Ti aspetto ancora, Hokuto. Ti aspetto ancora su questa spiaggia.

Ricordo quella sera, Kakyoo. Me ne stavo lì a sistemarmi quell’enorme fiocco giallo intorno al collo. Assomigliavo ad un enorme girasole, quella sera. La gonna era una corolla che mi circondava i fianchi, le code della giacca verde bottiglia i sepali che la proteggevano. Saltellavo di fronte allo specchio, poi ammiccavo al mio riflesso lanciandomi un bacio con la punta delle dita. Erano le dieci e tre quarti. Il bollitore sul fuoco borbottava in attesa. Melissa e tiglio erano l’ideale per offrirmi la rilassatezza che stavo cercando. Se fossa stata lì, mia nonna mi avrebbe di certo invitata a meditare e scacciare i cattivi pensieri. Ma mia nonna in quel momento era lontana e io potevo occuparmi di me stessa come meglio credevo. E non solo di me stessa. La faccia curiosa di mio fratello occhieggiava nello specchio da sopra la mia spalla.
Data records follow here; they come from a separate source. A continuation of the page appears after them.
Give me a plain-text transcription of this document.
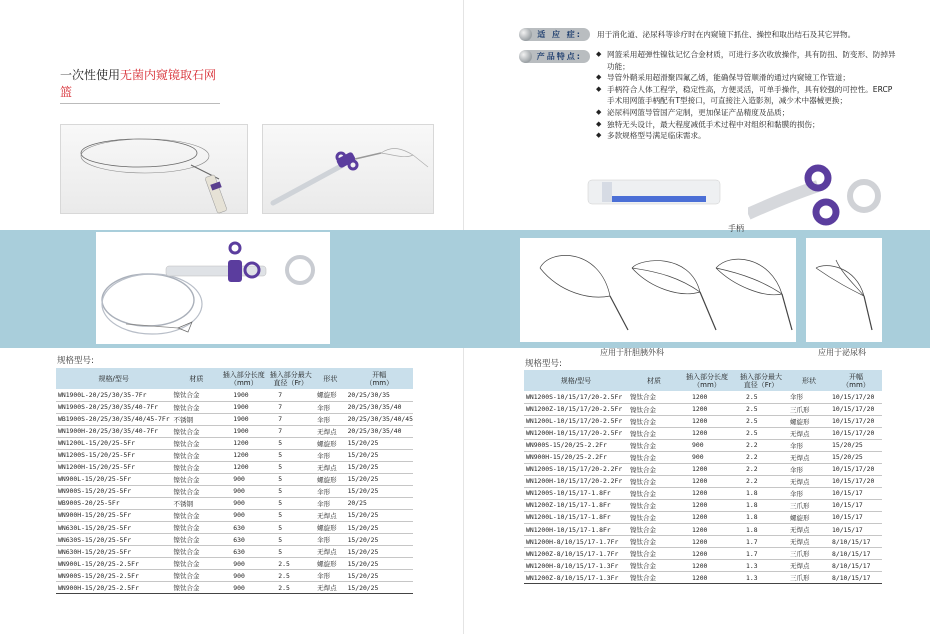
一次性使用无菌内窥镜取石网篮
规格型号:
规格/型号	材质	插入部分长度
（mm）	插入部分最大
直径（Fr）	形状	开幅
（mm）
WN1900L-20/25/30/35-7Fr	镍钛合金	1900	7	螺旋形	20/25/30/35
WN1900S-20/25/30/35/40-7Fr	镍钛合金	1900	7	伞形	20/25/30/35/40
WB1900S-20/25/30/35/40/45-7Fr	不锈钢	1900	7	伞形	20/25/30/35/40/45
WN1900H-20/25/30/35/40-7Fr	镍钛合金	1900	7	无焊点	20/25/30/35/40
WN1200L-15/20/25-5Fr	镍钛合金	1200	5	螺旋形	15/20/25
WN1200S-15/20/25-5Fr	镍钛合金	1200	5	伞形	15/20/25
WN1200H-15/20/25-5Fr	镍钛合金	1200	5	无焊点	15/20/25
WN900L-15/20/25-5Fr	镍钛合金	900	5	螺旋形	15/20/25
WN900S-15/20/25-5Fr	镍钛合金	900	5	伞形	15/20/25
WB900S-20/25-5Fr	不锈钢	900	5	伞形	20/25
WN900H-15/20/25-5Fr	镍钛合金	900	5	无焊点	15/20/25
WN630L-15/20/25-5Fr	镍钛合金	630	5	螺旋形	15/20/25
WN630S-15/20/25-5Fr	镍钛合金	630	5	伞形	15/20/25
WN630H-15/20/25-5Fr	镍钛合金	630	5	无焊点	15/20/25
WN900L-15/20/25-2.5Fr	镍钛合金	900	2.5	螺旋形	15/20/25
WN900S-15/20/25-2.5Fr	镍钛合金	900	2.5	伞形	15/20/25
WN900H-15/20/25-2.5Fr	镍钛合金	900	2.5	无焊点	15/20/25
适 应 症: 用于消化道、泌尿科等诊疗时在内窥镜下抓住、操控和取出结石及其它异物。
产品特点:	◆ 网篮采用超弹性镍钛记忆合金材质，可进行多次收放操作，具有防扭、防变形、防掉异功能；
◆ 导管外鞘采用超滑聚四氟乙烯，能确保导管顺滑的通过内窥镜工作管道；
◆ 手柄符合人体工程学，稳定性高，方便灵活，可单手操作，具有较强的可控性。ERCP手术用网篮手柄配有T型接口，可直接注入造影剂，减少术中器械更换；
◆ 泌尿科网篮导管国产定制，更加保证产品精度及品质；
◆ 独特无头设计，最大程度减低手术过程中对组织和黏膜的损伤；
◆ 多款规格型号满足临床需求。
手柄
应用于肝胆胰外科	应用于泌尿科
规格型号:
规格/型号	材质	插入部分长度
（mm）	插入部分最大
直径（Fr）	形状	开幅
（mm）
WN1200S-10/15/17/20-2.5Fr	镍钛合金	1200	2.5	伞形	10/15/17/20
WN1200Z-10/15/17/20-2.5Fr	镍钛合金	1200	2.5	三爪形	10/15/17/20
WN1200L-10/15/17/20-2.5Fr	镍钛合金	1200	2.5	螺旋形	10/15/17/20
WN1200H-10/15/17/20-2.5Fr	镍钛合金	1200	2.5	无焊点	10/15/17/20
WN900S-15/20/25-2.2Fr	镍钛合金	900	2.2	伞形	15/20/25
WN900H-15/20/25-2.2Fr	镍钛合金	900	2.2	无焊点	15/20/25
WN1200S-10/15/17/20-2.2Fr	镍钛合金	1200	2.2	伞形	10/15/17/20
WN1200H-10/15/17/20-2.2Fr	镍钛合金	1200	2.2	无焊点	10/15/17/20
WN1200S-10/15/17-1.8Fr	镍钛合金	1200	1.8	伞形	10/15/17
WN1200Z-10/15/17-1.8Fr	镍钛合金	1200	1.8	三爪形	10/15/17
WN1200L-10/15/17-1.8Fr	镍钛合金	1200	1.8	螺旋形	10/15/17
WN1200H-10/15/17-1.8Fr	镍钛合金	1200	1.8	无焊点	10/15/17
WN1200H-8/10/15/17-1.7Fr	镍钛合金	1200	1.7	无焊点	8/10/15/17
WN1200Z-8/10/15/17-1.7Fr	镍钛合金	1200	1.7	三爪形	8/10/15/17
WN1200H-8/10/15/17-1.3Fr	镍钛合金	1200	1.3	无焊点	8/10/15/17
WN1200Z-8/10/15/17-1.3Fr	镍钛合金	1200	1.3	三爪形	8/10/15/17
“Stai uscendo?” mi ha chiesto Subaru, quella buffa copia di me stessa che per me era tutto. Se Subaru stava male io lo sentivo, se Subaru era felice allora anch’io non avevo più motivi per essere triste. Forse parlavamo l’uno con l’altra ancor prima di nascere. Non ne sono certa nemmeno adesso che in teoria dovrei conoscere tutto. Ma mi sento di rispondere che sicuramente è stato così. Io e Subaru. Gemelli siamesi, uniti per il cuore.
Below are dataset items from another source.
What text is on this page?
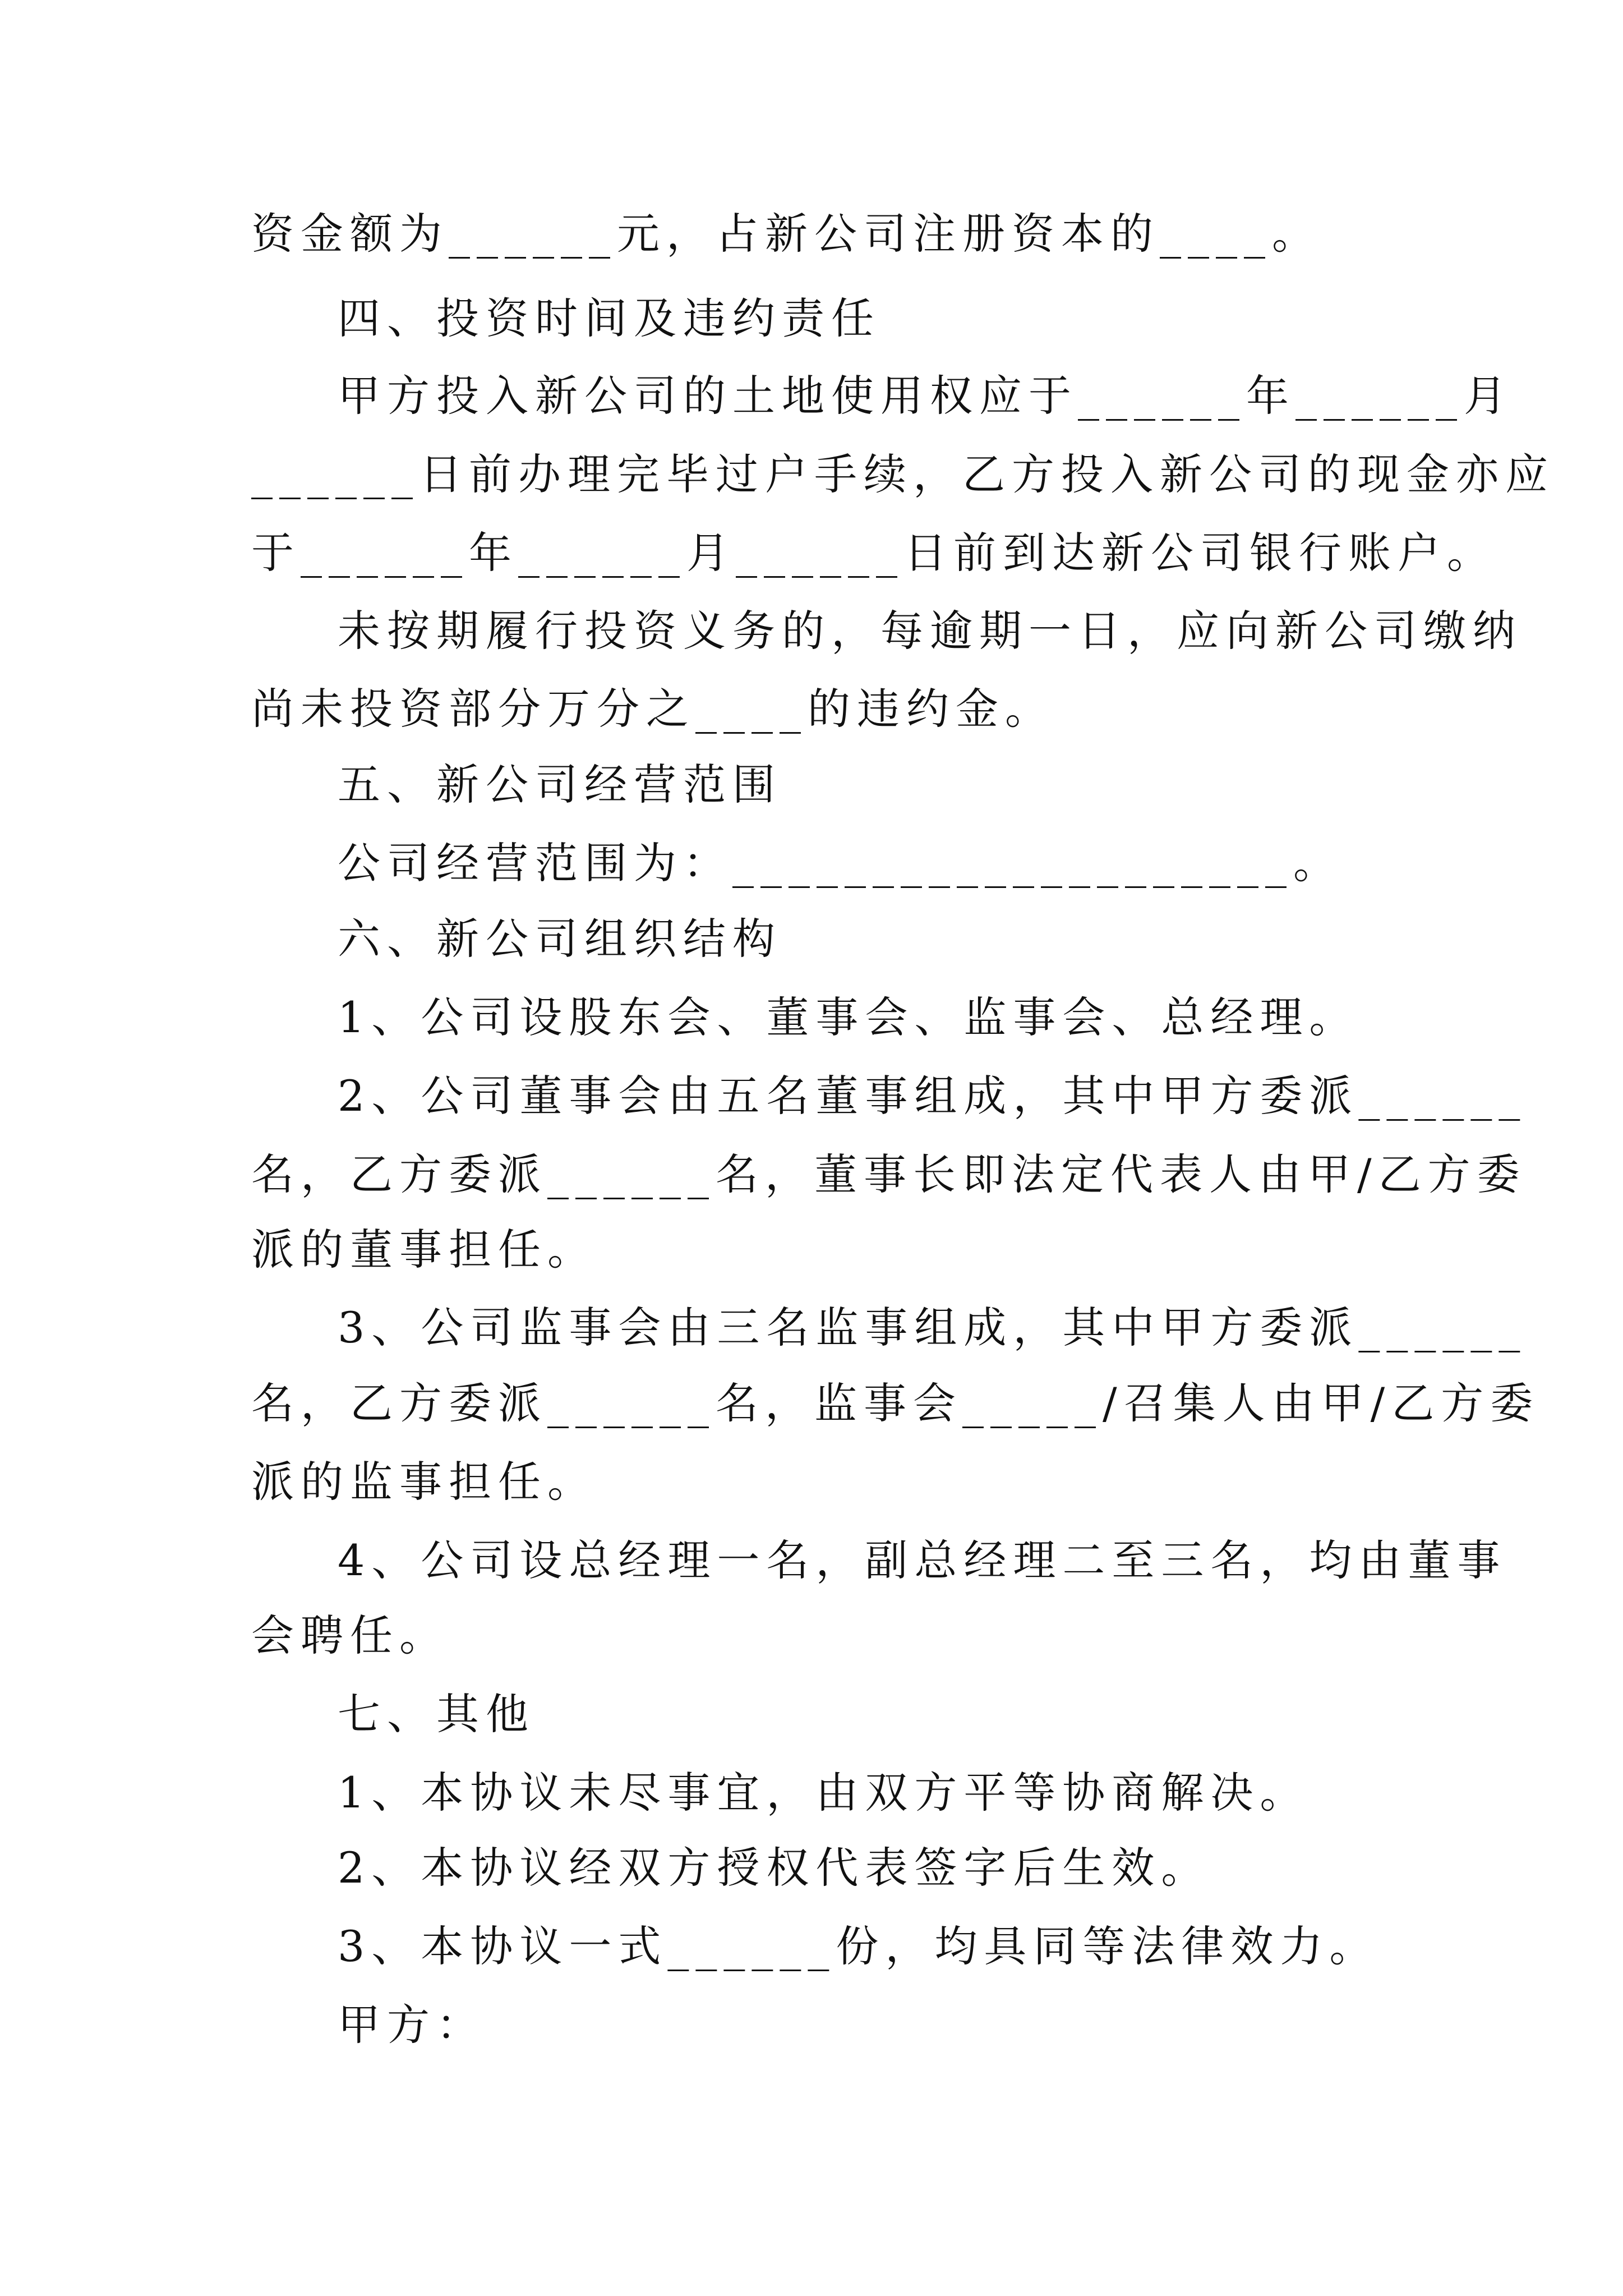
资金额为______元，占新公司注册资本的____。
四、投资时间及违约责任
甲方投入新公司的土地使用权应于______年______月
______日前办理完毕过户手续，乙方投入新公司的现金亦应
于______年______月______日前到达新公司银行账户。
未按期履行投资义务的，每逾期一日，应向新公司缴纳
尚未投资部分万分之____的违约金。
五、新公司经营范围
公司经营范围为：____________________。
六、新公司组织结构
1、公司设股东会、董事会、监事会、总经理。
2、公司董事会由五名董事组成，其中甲方委派______
名，乙方委派______名，董事长即法定代表人由甲/乙方委
派的董事担任。
3、公司监事会由三名监事组成，其中甲方委派______
名，乙方委派______名，监事会_____/召集人由甲/乙方委
派的监事担任。
4、公司设总经理一名，副总经理二至三名，均由董事
会聘任。
七、其他
1、本协议未尽事宜，由双方平等协商解决。
2、本协议经双方授权代表签字后生效。
3、本协议一式______份，均具同等法律效力。
甲方：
“No, vado a nanna” gli ho risposto godendomi la sua espressione sorpresa che lo faceva sembrare un bambino.
A che serviva specchiarmi se avevo davanti Subaru? Gli stessi occhi grandi e limpidi, gli stessi capelli corti, le stesse labbra, le stesse guance, lo stesso collo sottile… Ok, le differenze c’erano ma solo dal collo in giù. E nella testa, nello spirito, come avrebbe detto la nonna. Perché Subaru si era preso tutto il potere. Non che glielo abbia mai invidiato. Essere uno sciamano, custodire nel proprio corpo una simile forza e dovere affrontare ogni forma di male si presenti sul suo cammino non è di sicuro una cosa facile. Anche per questo gli volevo un mondo di bene. Subaru, il mio tenero Subaru. Io e te. Ma una fetta di cuore l’avevo riservata a qualcun altro.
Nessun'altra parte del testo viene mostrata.